Tucson is known for its more than 300 days of sunshine a year, normally a lure for college students and snowbirds. Now, a nonprofit with funding from the city has started a program to lure working professionals.
“You’ve seen all these stories of people who work from home or they’ve been working from home. Big cities are not necessarily as attractive,” said Liz Pocock, CEO of the nonprofit that runs Remote Tucson. It’s offering people who relocate about $7,500 in incentives, including moving money, a year of internet service, a workspace, and an “ambassador” to help them settle in.
“People are looking for different quality of life. They’re looking to connect with their communities in different ways,” she said.
The program is starting off with a pilot to relocate 10 people. They must have a job that exists elsewhere and they have to be willing to make Tucson home for at least a year. It is modeled after a similar program in Tulsa, Oklahoma.

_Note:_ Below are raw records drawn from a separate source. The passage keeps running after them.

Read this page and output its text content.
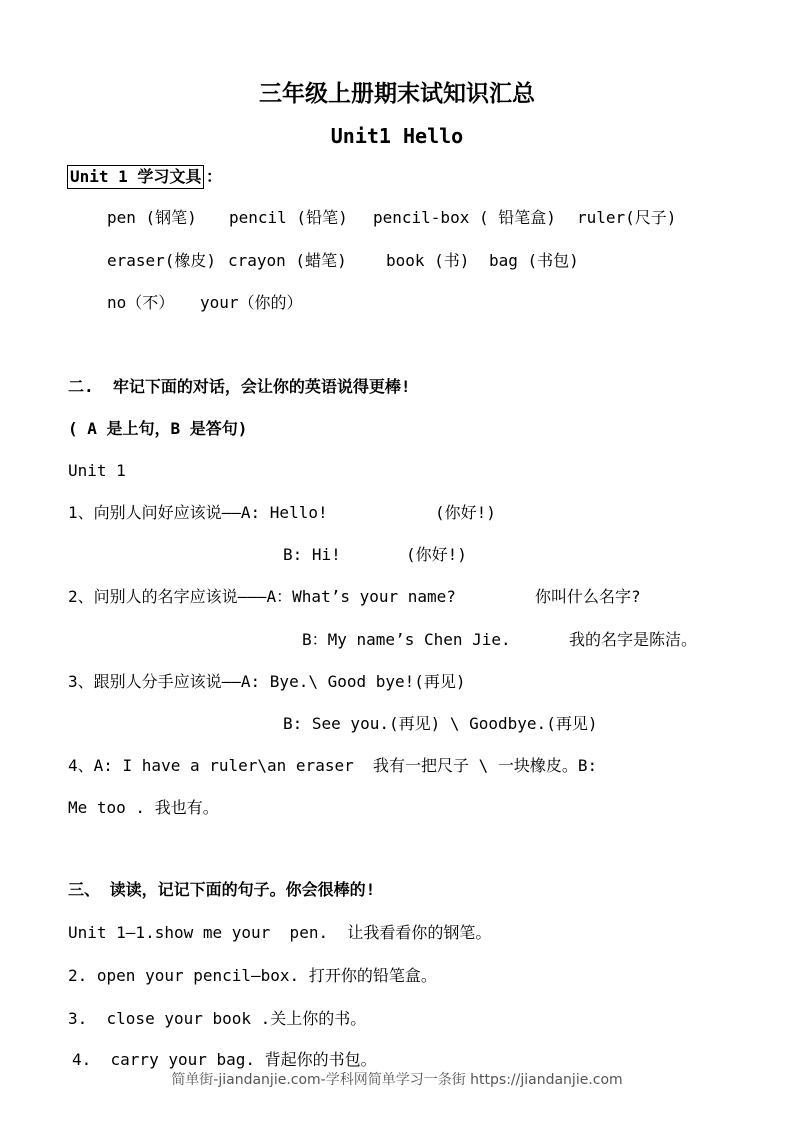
三年级上册期末试知识汇总
Unit1 Hello
Unit 1 学习文具 ：
pen (钢笔) pencil (铅笔) pencil-box ( 铅笔盒) ruler(尺子)
eraser(橡皮) crayon (蜡笔) book (书) bag (书包)
no（不） your（你的）
二.  牢记下面的对话，会让你的英语说得更棒!
( A 是上句，B 是答句)
Unit 1
1、向别人问好应该说——A: Hello!	(你好!)
B: Hi!	(你好!)
2、问别人的名字应该说———A：What’s your name?	你叫什么名字?
B：My name’s Chen Jie.	我的名字是陈洁。
3、跟别人分手应该说——A: Bye.\ Good bye!(再见)
B: See you.(再见) \ Goodbye.(再见)
4、A: I have a ruler\an eraser  我有一把尺子 \ 一块橡皮。B:
Me too . 我也有。
三、 读读，记记下面的句子。你会很棒的!
Unit 1—1.show me your  pen.  让我看看你的钢笔。
2. open your pencil—box. 打开你的铅笔盒。
3.  close your book .关上你的书。
4.  carry your bag. 背起你的书包。
简单街-jiandanjie.com-学科网简单学习一条街 https://jiandanjie.com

Zach Yentzer is executive director of Tucson Young Professionals, one of the groups helping to fund the program. He will be one of the ambassadors who will work with people who relocate.
“We make sure they have all their questions answered,” Yentzer said. “That they’re connected into the basics of, where do I live, where do I work, where do I shop, where do I play.”
Tucson has a little more than half a million people. That’s one draw Remote Tucson is banking on as it tries to attract high-income workers from bigger cities. Another is the climate.
“Obviously we don’t have blizzards here, we don’t have tornadoes here, we don’t have hurricanes here,” said Tucson Association of Realtors CEO Randy Rogers. The organization is sponsoring the event.
Rogers hopes the program will eventually attract 50 to 70 people every year. And when people arrive, they’ll be facing a tight real estate market. Median home prices are about $265,000, so homes are selling fast.
Britney Griffith and her husband moved to Tucson this summer. They were told they needed to bid above asking price to get a home. “Which is a crazy thought,” Griffith said, “that there’s no room for negotiation for homes right now.”
Remote Tucson has been taking applications since November. There were 200 applicants in the first week.